Une longue introspection
Malgré l’influence de Michel Butor, de Romain Gary et du Nouveau Roman sur son écriture et ses choix en matière de forme et de construction et dont elle ne tait pas le rôle, Cassie Bérard signe avec D’autres fantômes un roman qui a déjà une marque de commerce qui lui permet de se démarquer des primo-romanciers actuels.
La jeune auteure, qui cite Pessoa en exergue — « Je pense donc je ne suis pas et je suis d’autant moins que je pense davantage » —, a choisi pour ce premier exercice des contraintes que même des écrivains d’expérience n’osent pas souvent s’imposer. En effet, Cassie Bérard a opté de se glisser dans la peau d’un homme d’une quarantaine d’années et d’installer l’action à Paris.
Elle semble d’ailleurs avoir évité la plupart des pièges puisque le lecteur est, dès le départ, convaincu, tant par la crédibilité du personnage que par la véracité des lieux décrits. Mais l’est-il suffisamment pour ne pas se fatiguer de cette introspection qui n’en finit plus? De cela, je suis loin d’être certaine, ayant moi-même déposé plus d’une fois D’autres fantômes pour le reprendre plus tard, épuisée par les virevoltes et les sauts en arrière du narrateur qui n’en finit pas de se questionner, de chercher à donner un sens à sa propre vie et de faire de ses lecteurs des témoins.
Or, c’est d’abord lui le témoin. Pas nous. C’est lui qui était là, qui a assisté de façon indirecte à la mort d’une femme dans le métro.
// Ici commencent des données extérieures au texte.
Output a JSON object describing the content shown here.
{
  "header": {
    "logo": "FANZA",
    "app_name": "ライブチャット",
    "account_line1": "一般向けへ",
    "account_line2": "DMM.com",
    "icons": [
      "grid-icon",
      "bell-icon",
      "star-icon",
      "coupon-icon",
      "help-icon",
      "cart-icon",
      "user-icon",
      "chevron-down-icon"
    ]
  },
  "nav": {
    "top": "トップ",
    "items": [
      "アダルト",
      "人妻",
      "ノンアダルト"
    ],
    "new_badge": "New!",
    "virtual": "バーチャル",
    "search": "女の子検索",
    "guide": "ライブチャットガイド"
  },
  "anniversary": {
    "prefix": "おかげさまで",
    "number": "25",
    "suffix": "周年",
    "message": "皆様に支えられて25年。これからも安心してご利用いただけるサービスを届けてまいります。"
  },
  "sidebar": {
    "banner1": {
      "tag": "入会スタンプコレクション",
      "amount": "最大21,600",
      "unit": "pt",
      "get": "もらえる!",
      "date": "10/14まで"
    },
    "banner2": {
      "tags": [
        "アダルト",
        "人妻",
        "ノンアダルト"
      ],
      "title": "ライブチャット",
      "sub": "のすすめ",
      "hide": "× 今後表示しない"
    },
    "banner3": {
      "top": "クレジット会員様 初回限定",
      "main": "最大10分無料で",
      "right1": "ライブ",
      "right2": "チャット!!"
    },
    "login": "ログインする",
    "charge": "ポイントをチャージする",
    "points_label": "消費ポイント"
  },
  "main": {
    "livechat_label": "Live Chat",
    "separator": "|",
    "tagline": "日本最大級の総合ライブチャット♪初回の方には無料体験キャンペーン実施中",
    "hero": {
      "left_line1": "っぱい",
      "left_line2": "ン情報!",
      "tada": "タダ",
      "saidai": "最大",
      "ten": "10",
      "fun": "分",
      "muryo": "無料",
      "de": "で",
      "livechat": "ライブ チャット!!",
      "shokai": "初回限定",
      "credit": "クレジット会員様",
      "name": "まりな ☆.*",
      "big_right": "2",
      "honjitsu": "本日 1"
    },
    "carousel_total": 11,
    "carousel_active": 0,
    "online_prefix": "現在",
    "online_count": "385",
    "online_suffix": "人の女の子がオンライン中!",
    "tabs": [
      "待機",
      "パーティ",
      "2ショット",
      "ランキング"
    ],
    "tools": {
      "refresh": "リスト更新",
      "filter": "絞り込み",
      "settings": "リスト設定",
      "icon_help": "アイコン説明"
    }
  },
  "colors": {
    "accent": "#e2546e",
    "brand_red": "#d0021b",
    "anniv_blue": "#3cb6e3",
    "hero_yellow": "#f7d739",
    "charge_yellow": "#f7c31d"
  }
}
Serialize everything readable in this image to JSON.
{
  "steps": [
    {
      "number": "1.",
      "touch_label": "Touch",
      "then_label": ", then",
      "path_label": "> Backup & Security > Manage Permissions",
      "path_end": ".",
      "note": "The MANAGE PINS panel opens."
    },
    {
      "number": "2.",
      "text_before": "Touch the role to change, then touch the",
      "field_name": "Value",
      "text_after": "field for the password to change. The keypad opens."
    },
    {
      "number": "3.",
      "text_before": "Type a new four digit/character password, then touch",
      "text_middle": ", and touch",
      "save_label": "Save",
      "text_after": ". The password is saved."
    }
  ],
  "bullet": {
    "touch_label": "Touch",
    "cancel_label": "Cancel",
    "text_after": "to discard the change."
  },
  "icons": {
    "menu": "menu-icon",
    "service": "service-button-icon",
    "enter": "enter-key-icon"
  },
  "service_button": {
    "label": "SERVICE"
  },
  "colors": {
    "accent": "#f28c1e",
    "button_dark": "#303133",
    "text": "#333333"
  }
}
C’est lui qui a décidé de faire une enquête sur elle, sur ce qu’elle a laissé derrière, lui qui se trouve confronté à de fausses pistes plus nombreuses que les vraies, ce qui le poussera à chercher ailleurs, dans les méandres de sa propre vie et de ses souvenirs qu’il croyait enterrés, voire oubliés.
On ne remue pas le passé, le sien comme celui de quelqu’un d’autre, sans se piéger soi-même, ce qui arrive à Albert à force d’emprunter toutes les directions pour comprendre, pour expliquer, pour taire en lui ce qu’il ne pensait pas soulever et qui prend toute la place. On ne le remue pas pendant plus de 400 pages sans se répéter.
Cassie Bérard a réussi un roman presque parfait. Elle a su camper à la perfection ses personnages, elle maîtrise le sens du rythme, et si elle se perd parfois dans des détails qui peuvent sembler inutiles, ce n’est pas là une faute, mais bien une grande compréhension de son narrateur à qui elle a choisi de donner la parole jusqu’au bout.
Mais c’est parfois trop, du moins pour la lectrice que je suis. J’aurais préféré un roman plus serré, moins long. Mais cela reste bien personnel, et d’autres n’y verront pas là un défaut.
D’autres fantômes : pour tous ceux qui aiment tenter de trouver des réponses, même si celles-ci ne sont pas toujours là où ils croyaient les trouver.